Gepubliceerd: 23 juni 2009
Indiener(s): Pierre Heijnen (PvdA)
Onderwerpen: begroting financiƫn
Bron: https://zoek.officielebekendmakingen.nl/kst-31965-XVII-3.html
ID: 31965-XVII-3

31 965 XVII
Wijziging van de begrotingsstaat van de begroting voor Jeugd en Gezin (XVII) voor het jaar 2009 (wijziging samenhangende met de Voorjaarsnota)

nr. 3
VERSLAG HOUDENDE EEN LIJST VAN VRAGEN EN ANTWOORDEN

Vastgesteld 24 juni 2009

De commissie voor Jeugd en Gezin1, belast met het voorbereidend onderzoek van dit wetsvoorstel, heeft de eer verslag uit te brengen in de vorm van een lijst van vragen en de daarop gegeven antwoorden. Met de vaststelling van het verslag acht de commissie de openbare behandeling van het wetsvoorstel voldoende voorbereid.

De voorzitter van de commissie,

Heijnen

De griffier van de commissie,

Teunissen

1

Hoe is het kabinet van plan de € 5 miljoen voor 2009, en de € 10 miljoen voor de jaren 2010 en 2011, concreet in te zetten om sneller gezinsvoogden toe te wijzen en voldoende tijd voor begeleiding te creëren? Welke concrete acties kunnen worden verwacht?

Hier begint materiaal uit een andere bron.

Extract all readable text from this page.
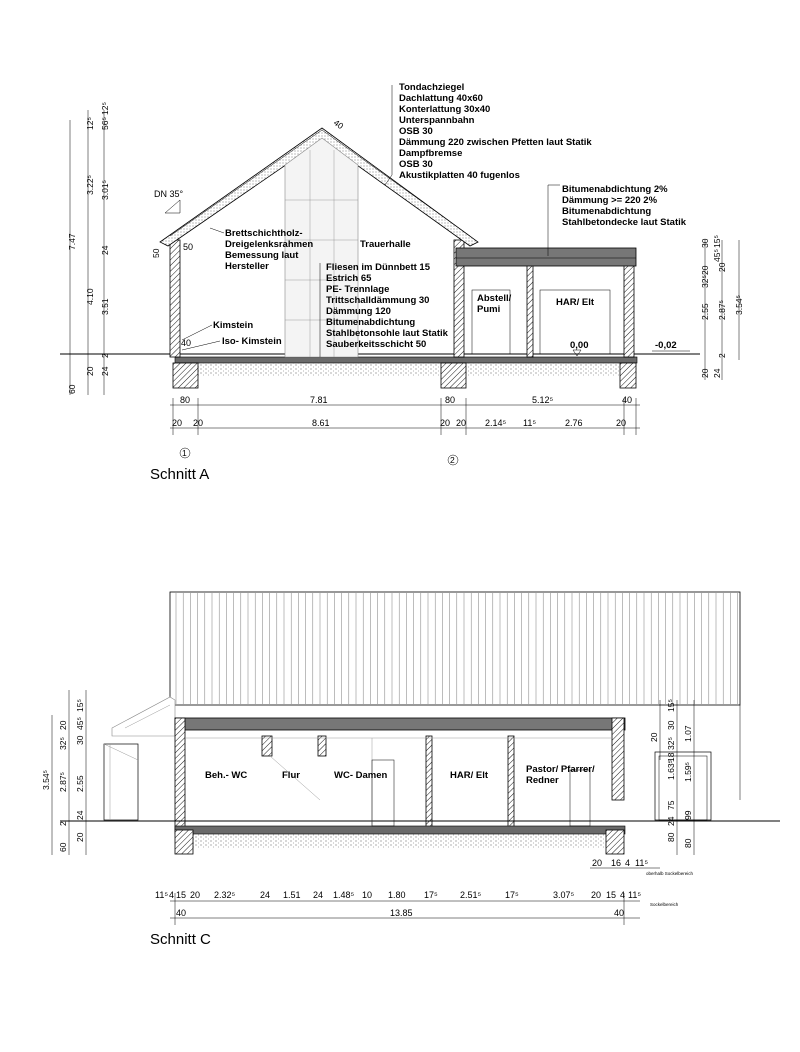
DN 35°
40
50
50
40
Brettschichtholz-
Dreigelenksrahmen
Bemessung laut
Hersteller
Trauerhalle
Tondachziegel
Dachlattung 40x60
Konterlattung 30x40
Unterspannbahn
OSB 30
Dämmung 220 zwischen Pfetten laut Statik
Dampfbremse
OSB 30
Akustikplatten 40 fugenlos
Bitumenabdichtung 2%
Dämmung >= 220 2%
Bitumenabdichtung
Stahlbetondecke laut Statik
Fliesen im Dünnbett 15
Estrich 65
PE- Trennlage
Trittschalldämmung 30
Dämmung 120
Bitumenabdichtung
Stahlbetonsohle laut Statik
Sauberkeitsschicht 50
Kimstein
Iso- Kimstein
Abstell/
Pumi
HAR/ Elt
0,00	-0,02
12⁵ 56⁵
12⁵
3.22⁵ 3.01⁵
7.47
24
4.10
3.51
2
60
20 24
30 15⁵
45⁵
20
32⁵
20
2.55 2.87⁵ 3.54⁵
2
20 24
80	7.81	80	5.12⁵	40
20 20	8.61	20 20 2.14⁵ 11⁵	2.76	20
1
2
Schnitt A
Beh.- WC	Flur	WC- Damen	HAR/ Elt
Pastor/ Pfarrer/
Redner
15⁵
45⁵
20
30
32⁵
3.54⁵ 2.87⁵ 2.55
24
2
20
60
15⁵
30
32⁵
20	1.07
1.63⁵
18
1.59⁵
75
24
80
99
80
20 16 4 11⁵
oberhalb Sockelbereich
Sockelbereich
11⁵ 4 15 20 2.32⁵	24 1.51 24 1.48⁵ 10 1.80 17⁵ 2.51⁵	17⁵	3.07⁵ 20 15 4 11⁵
40	13.85	40
Schnitt C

De middelen zijn ingezet om de in het coalitieakkoord afgesproken efficiëntiekorting per 2009 op de voogdij en gezinsvoogdij ongedaan te maken. De efficiëntievoordelen die de Bureaus Jeugdzorg weten te behalen kunnen zij inzetten voor snellere toewijzing van gezinsvoogden en begeleiding.

2

Waar gaat de € 1 692 miljoen heen die bestemd is voor dekking van intensiveringen die voortvloeien uit de Algemene Politieke Beschouwingen?

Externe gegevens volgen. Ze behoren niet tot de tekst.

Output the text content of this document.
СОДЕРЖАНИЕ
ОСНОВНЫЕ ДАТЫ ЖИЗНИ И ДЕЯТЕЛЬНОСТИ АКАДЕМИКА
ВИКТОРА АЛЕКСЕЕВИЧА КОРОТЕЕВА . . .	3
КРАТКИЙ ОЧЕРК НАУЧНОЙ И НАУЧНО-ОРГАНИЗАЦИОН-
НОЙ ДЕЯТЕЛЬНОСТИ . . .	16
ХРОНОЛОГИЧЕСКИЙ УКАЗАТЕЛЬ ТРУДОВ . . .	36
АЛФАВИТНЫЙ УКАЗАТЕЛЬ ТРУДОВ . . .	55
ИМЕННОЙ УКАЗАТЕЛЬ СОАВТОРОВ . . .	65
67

De € 1 692 miljoen is een subsidietaakstelling die aan de begroting van Jeugd en gezin is toegedeeld om een drietal moties te dekken die tijdens de Algemene Politieke Beschouwing zijn aanvaard.

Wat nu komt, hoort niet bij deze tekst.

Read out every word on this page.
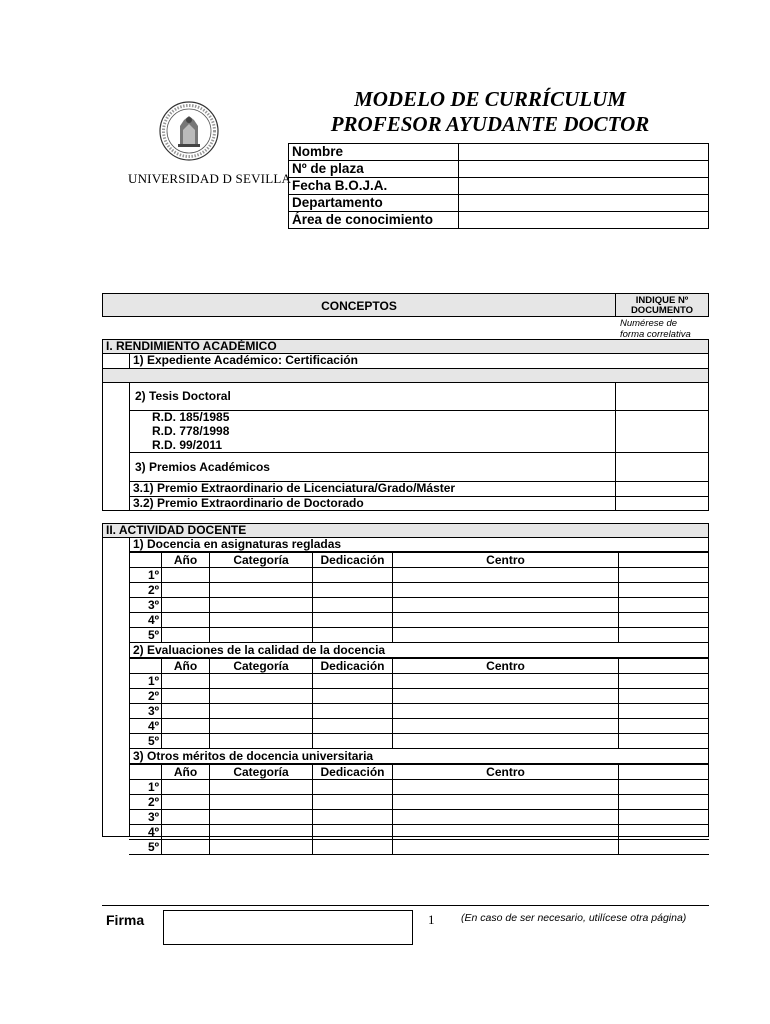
UNIVERSIDAD D SEVILLA
MODELO DE CURRÍCULUM
PROFESOR AYUDANTE DOCTOR
Nombre	
Nº de plaza	
Fecha B.O.J.A.	
Departamento	
Área de conocimiento	
CONCEPTOS	INDIQUE Nº
DOCUMENTO
Numérese de
forma correlativa
I. RENDIMIENTO ACADÉMICO
1) Expediente Académico: Certificación
2) Tesis Doctoral
R.D. 185/1985
R.D. 778/1998
R.D. 99/2011
3) Premios Académicos
3.1) Premio Extraordinario de Licenciatura/Grado/Máster
3.2) Premio Extraordinario de Doctorado
II. ACTIVIDAD DOCENTE
1) Docencia en asignaturas regladas
	Año	Categoría	Dedicación	Centro	
1º					
2º					
3º					
4º					
5º					
2) Evaluaciones de la calidad de la docencia
	Año	Categoría	Dedicación	Centro	
1º					
2º					
3º					
4º					
5º					
3) Otros méritos de docencia universitaria
	Año	Categoría	Dedicación	Centro	
1º					
2º					
3º					
4º					
5º					
Firma	1	(En caso de ser necesario, utilícese otra página)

Deze moties zijn motie-Van Geel c.s. (TK 2008/2009, 31 700, nr. 10), de motie-Hamer c.s. (nr. 15) en de motie-Slob c.s. (nr. 17).

Deze moties betreffen intensiveringen op het gebied van OCW (onder andere impuls basisinfrastructuur cultuur, schoolmaatschappelijk werk en kosten OV MBO leerlingen jonger dan 18 jaar) VWS en WWI, maar ook op het gebied van Jeugd en gezin, te weten: impuls vrijwilligerswerk en de investering gezinsvoogdij.

Voor een volledig overzicht van de intensiveringen en de dekking van deze moties verwijs ik u naar een brief van het ministerie van Financiën met kenmerk: IRF/2008/1443 M.

3

Hoe groot is de toename van het aantal beschermingsonderzoeken door de Raad voor de Kinderbescherming? En komt hiermee de doelstelling van Beter Beschermd niet in gevaar?

De middelen die voor 2009 aan de Raad voor de Kinderbescherming zijn toegekend om de autonome groei van beschermingsonderzoeken (3% ten opzichte van 2008) op te vangen zijn inclusief de middelen om de voorraden af te bouwen tot een niveau waarop de doelstelling van Beter Beschermd gerealiseerd kan worden (doelstelling: vanaf 1 januari 2010 wordt 75% van de beschermingszaken binnen 2 maanden afgehandeld). Met de toekenning van de middelen is dus expliciet met het realiseren van de Beter Beschermd doelstelling rekening gehouden. Er zijn vooralsnog geen aanwijzingen dat de doelstelling van Beter Beschermd in gevaar komt.

4

Het voorschotbedrag dat de Belastingdienst voor januari 2009 heeft uitgekeerd ten behoeve van het Kindgebonden Budget (WKB) is hoger dan geraamd. Op basis van deze hogere bevoorschotting wordt voor 2009 een tegenvaller ingeboekt ad € 134 miljoen. Kan de minister een verklaring geven voor de vraag wat de reden is dat de uitgekeerde voorschotten door de belastingdienst zoveel hoger zijn dan geraamd? Waarom is deze tegenvaller van de uitkering van het WKB, aangezien deze in 2008 ook hoger was dan geraamd, niet eerder aan het licht gekomen?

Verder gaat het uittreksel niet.